The contribution of nitrogen by Prosopis mulch under its cover could be explained by the redistribution of the nutrients absorbed by the radical system (3, 28) and the biological fixation of nitrogen by Rhizobium (15), and in addition, through of the litter accumulated under the canopy.
Throughfall effects are generally attributed to leaching from leaves, but canopies also filter and capture atmospheric nutrients, and these processes contribute large amounts nutrients to the understory.
The high percentages of nitrogen, derived from atmosphere in wood and leaves, clearly indicate that Prosopis is actively fixing nitrogen (15).
There is evidence that canopy filtration of atmospheric nutrients provided K, Mg, Ca, Na and P (7).

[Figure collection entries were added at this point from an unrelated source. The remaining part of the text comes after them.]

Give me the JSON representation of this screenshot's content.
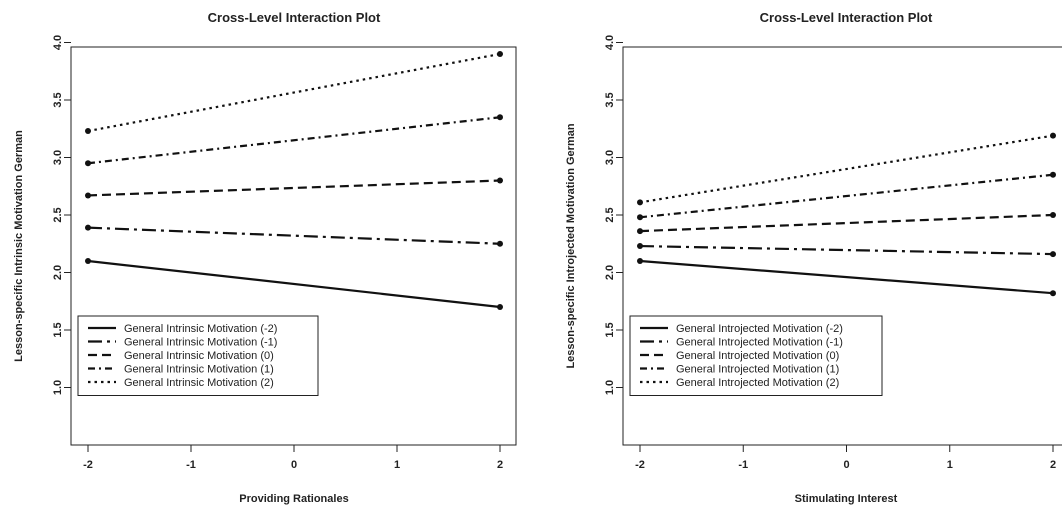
{
  "chart_data": [
    {
      "type": "line",
      "title": "Cross-Level Interaction Plot",
      "xlabel": "Providing Rationales",
      "ylabel": "Lesson-specific Intrinsic Motivation German",
      "x": [
        -2,
        2
      ],
      "xticks": [
        "-2",
        "-1",
        "0",
        "1",
        "2"
      ],
      "yticks": [
        "1.0",
        "1.5",
        "2.0",
        "2.5",
        "3.0",
        "3.5",
        "4.0"
      ],
      "xlim": [
        -2,
        2
      ],
      "ylim": [
        1,
        4
      ],
      "legend_position": "bottom-left",
      "grid": false,
      "series": [
        {
          "name": "General Intrinsic Motivation (-2)",
          "dash": "solid",
          "values": [
            2.1,
            1.7
          ]
        },
        {
          "name": "General Intrinsic Motivation (-1)",
          "dash": "longdash",
          "values": [
            2.39,
            2.25
          ]
        },
        {
          "name": "General Intrinsic Motivation (0)",
          "dash": "dashed",
          "values": [
            2.67,
            2.8
          ]
        },
        {
          "name": "General Intrinsic Motivation (1)",
          "dash": "dashdot",
          "values": [
            2.95,
            3.35
          ]
        },
        {
          "name": "General Intrinsic Motivation (2)",
          "dash": "dotted",
          "values": [
            3.23,
            3.9
          ]
        }
      ]
    },
    {
      "type": "line",
      "title": "Cross-Level Interaction Plot",
      "xlabel": "Stimulating Interest",
      "ylabel": "Lesson-specific Introjected Motivation German",
      "x": [
        -2,
        2
      ],
      "xticks": [
        "-2",
        "-1",
        "0",
        "1",
        "2"
      ],
      "yticks": [
        "1.0",
        "1.5",
        "2.0",
        "2.5",
        "3.0",
        "3.5",
        "4.0"
      ],
      "xlim": [
        -2,
        2
      ],
      "ylim": [
        1,
        4
      ],
      "legend_position": "bottom-left",
      "grid": false,
      "series": [
        {
          "name": "General Introjected Motivation (-2)",
          "dash": "solid",
          "values": [
            2.1,
            1.82
          ]
        },
        {
          "name": "General Introjected Motivation (-1)",
          "dash": "longdash",
          "values": [
            2.23,
            2.16
          ]
        },
        {
          "name": "General Introjected Motivation (0)",
          "dash": "dashed",
          "values": [
            2.36,
            2.5
          ]
        },
        {
          "name": "General Introjected Motivation (1)",
          "dash": "dashdot",
          "values": [
            2.48,
            2.85
          ]
        },
        {
          "name": "General Introjected Motivation (2)",
          "dash": "dotted",
          "values": [
            2.61,
            3.19
          ]
        }
      ]
    }
  ]
}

In the principal component analysis (PCA), considering the data obtained from cladodes and soil, the first two axes of variation explain 78.4% of the total variability (figure 1, page 134).
The first component separates cladodes according to the nutrient contents and productivity; to the right, cladodes under the canopy with higher values, to the left cladodes outside the canopy and closely related to environmental variables.
No differences were found in the variables measured for cacti located in the northern and southern parts of the canopy.
Furthermore, to compare mean vectors between groups and confirm the information given by PCA, a Hotelling test was used.
Table 3 (page 135), presents the bromatological values and cladode quantity per plant of O. ellisiana planted outside and under the Prosopis canopy.
Dry matter productivity per plant (g) were 34.9 ± 16.1 and 48.1 ± 24.1 outside and under the canopy, respectively. Under the Prosopis canopy, the nutritional values of O. ellisiana were increased, the nitrogen content, to almost double its value. Productivity cladodes per plant and concentrations of moisture, OM, ADF, NDF, K and P in the cladodes were also significantly higher under Prosopis, while Ca and Na were higher outside the canopy. Magnesium values were not affected by the position, under or outside the canopy. Under the crown of the tree the effective precipitation is greater than outside of it, due to the runoff of the branches and trunk (20), which favors the leaching of Na in the soil; while an increase in N and P reduces the uptake of Ca and Na (8).
The improvement in the forage value of cactus under the Prosopis crown indicates the better condition of the site as a result of the higher nutrient content of the soil and the contribution of OM as mulch, resulting in the formation of fertility islands (26).
In arid and semiarid ecosystems, dominant woody plants are likely to cause changes in microclimate and soil properties by mitigating harsh environmental conditions (e.g., high temperature and radiation) and by modifying soil characteristics, resource availability (e.g., water and nutrients) and spatial distribution of nutrients (2, 6, 19).
The nurse effect of Prosopis improves the nitrogen content of cladodes in the same way as cattle manure applied to soil (10). The high doses of chemical fertilizers applied almost doubled the CP mean content of the 1-year-old cladodes when it was compared with the treatment in which no fertilizer was added: 7.8 and 4.3% DM, respectively (17).
There is no significant influence (p>0.05) of the north/south orientation under the canopy on the measured variables.
There are significant differences (p<0.05) in productivity and nutrient content for cactus planted under and outside the Prosopis canopy. The nurse effect of Prosopis improves the nitrogen content of cladodes in the same way as cattle manure or high doses of chemical fertilizers applied to soil. The enrichment of the pastoral system in arid environments by the introduction of Opuntia associated to Prosopis increases both the productivity and forage quality of the system.